The Colombian economy He is experiencing very difficult times. slowdown knocks on the door of the country and of the homes, and there are different factors that will influence the finances of the Nation and of the people on foot.
(See: This is how you can take care of your pocket, according to a Harvard expert).
One of those elements is inflation, which is linked to rising prices and which in January 2023 it was 13.25%, according to data provided by the National Administrative Department of Statistics (Dane).
Given this scenario, the best way to try to mitigate inflation, from home, is reduce expenses, increase savings and Invest in financial resources that increase in price at an annual rate higher than inflation.
(See: The household appliances that increase the electricity bill the most).
And the Nequi platform provides a series of recommendations to keep your finances healthy in times of high prices.
Every home, every person, has different types of expenses a month, like the fixed ones (things that must be paid for, such as services) and the variables (like going out with friends on weekends).
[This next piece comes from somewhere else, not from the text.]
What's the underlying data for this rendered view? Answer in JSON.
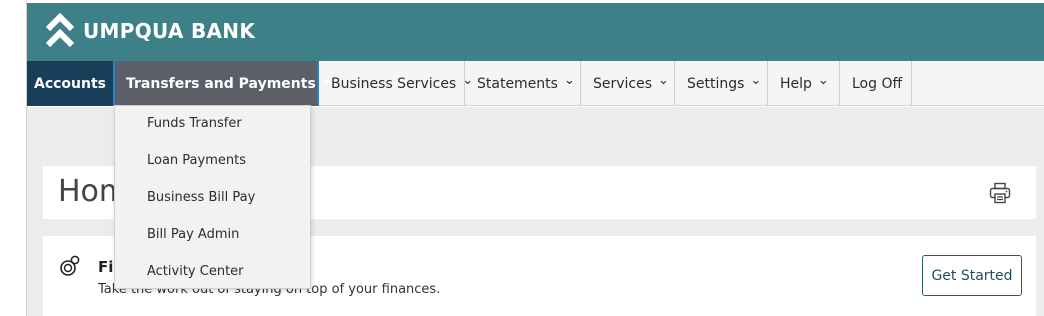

To them, Nequi explains, he should add saving, “if you want to project your life towards something more than living day to day“.
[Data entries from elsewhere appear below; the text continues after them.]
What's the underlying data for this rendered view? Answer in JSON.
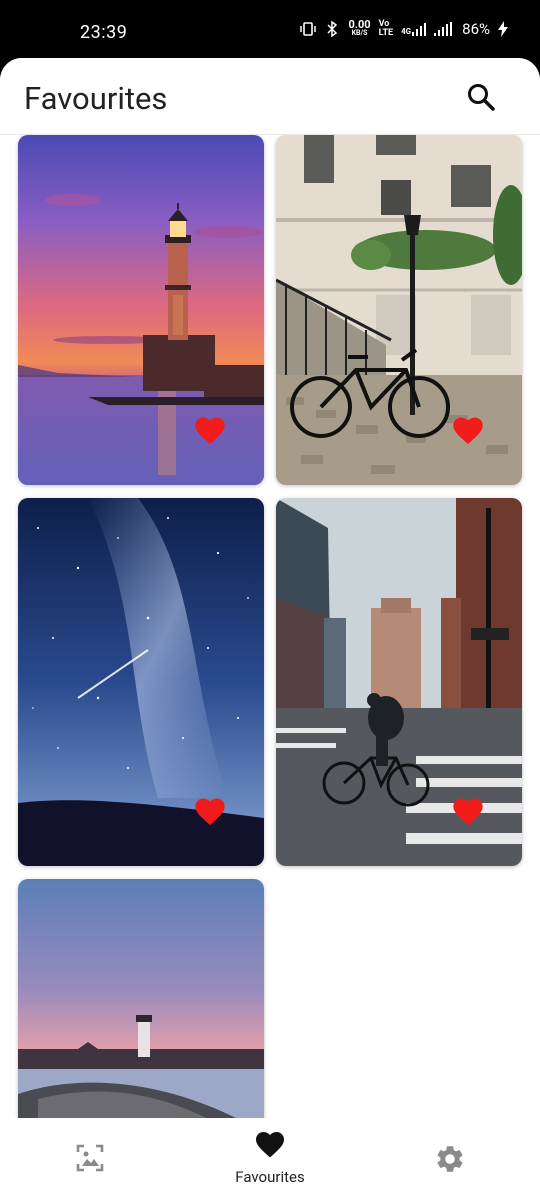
{
  "status_bar": {
    "time": "23:39",
    "speed_value": "0.00",
    "speed_unit": "KB/S",
    "volte_top": "Vo",
    "volte_bottom": "LTE",
    "network": "4G",
    "battery_percent": "86%"
  },
  "header": {
    "title": "Favourites",
    "search_icon": "search-icon"
  },
  "favourites": [
    {
      "subject": "lighthouse-sunset",
      "favourited": true
    },
    {
      "subject": "bicycle-street",
      "favourited": true
    },
    {
      "subject": "starry-sky",
      "favourited": true
    },
    {
      "subject": "city-cyclist",
      "favourited": true
    },
    {
      "subject": "lighthouse-pier",
      "favourited": false
    }
  ],
  "bottom_nav": {
    "items": [
      {
        "icon": "gallery-icon",
        "label": ""
      },
      {
        "icon": "heart-icon",
        "label": "Favourites"
      },
      {
        "icon": "gear-icon",
        "label": ""
      }
    ]
  },
  "colors": {
    "heart": "#f21b1b",
    "nav_icon_inactive": "#8a8a8a",
    "nav_icon_active": "#111111"
  }
}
“Divide your expenses into these three types and compare them with your income to see how much you have left over so you know how to optimize them. Knowing how much you spend is the first step to take care of your money in times of inflation“, explains the platform.
With a clear budget, the next thing is to keep track of variable expenses: know how you use your money on a day-to-day basis.
Some of the behaviors that you should analyze, according to Nequi, are:
– Small expenses: those that you think are insignificant, but in reality they are things in which your money goes little by little, like coffee, sweets.
(See: How to take advantage of high interest rates to save).
– Trends in your expenses: be clear about what time of the month or week you spend the most and avoid it, if you don’t have to.
– Emotional expenses: what you buy when you are sad, happy or anxious and that they are out of balance in your budget.
“Better financial decisions need to be made: trade outside coffee for your own glass and your own homemade coffee. Buy sweets when the market is available so that it is cheaper and you do not spend money on it every day“.
Recycle, reuse and share
With prices skyrocketing, sharing may be a wise decision. And Nequi recommends:
(See: savings vs. debts: when is it good or bad to borrow or save).
– Share subscriptions to streaming services or cloud storage.
– If you are in the gym, but you don’t attend regularly, change it to a park and do an exercise routine at home or outdoors.
– If the clothes went up, then it’s time to think about circular fashion, a trend that allows you to buy secondhand or modify your clothes or exchange them with relatives or people you trust.
– Create strategies to save public services: avoid chargers for electronic devices connected without a purpose, leave the fridge tightly closed, take a shower in less time and wash your clothes in ecological processes of your washing machine or recycle the water it uses.
– Share the car, use a bicycle or public transport. If you have cheaper transportation alternatives, avoid using a car.
To combat high inflation, the Bank of the Republic has raised interest rates, which is, in other words, that debt will be more expensive.
(See: How to be smart about finances this year).
Borrow only if you really need it and if it will pay off in the long run. AND “If you already have debts, we recommend that you review the statements of the obligations that you have in force and verify if you have variable interest rates. If your budget allows it, make capital payments (additional payments) to the debts that have this type of rate“explains Neki.
Fight ‘your inflation’
Inflation is measured by a percentage, but it is not the same for everyone. What happens is that There are products that, for different reasons, rise in price and that help define the overall figure.
Thus, Nequi recommends knowing “those products or services most purchased by Colombians and their price variations“(You can know the list and its variation by clicking here) and, with that information, be clear about what is uploaded so that you can replace with cheaper options.
“Economists call this ‘substitute goods’. In simple words, it is about giving a new air to what is consumed. Example, if meat is expensive, you can replace protein“, explains the platform.
(See: Citizen Income: how this subsidy will work and who will benefit).
Use inflation to your advantage
Just as debts become more expensive due to rising rates, investments also give more returns. So If you have savings, it is time to invest: one option is the CDT.
(See: Families are spending 20% more on supermarket own brands).
“You have to understand that inflation is a natural phenomenon and, more than avoiding it, you have to learn to manage it“Nequi closed.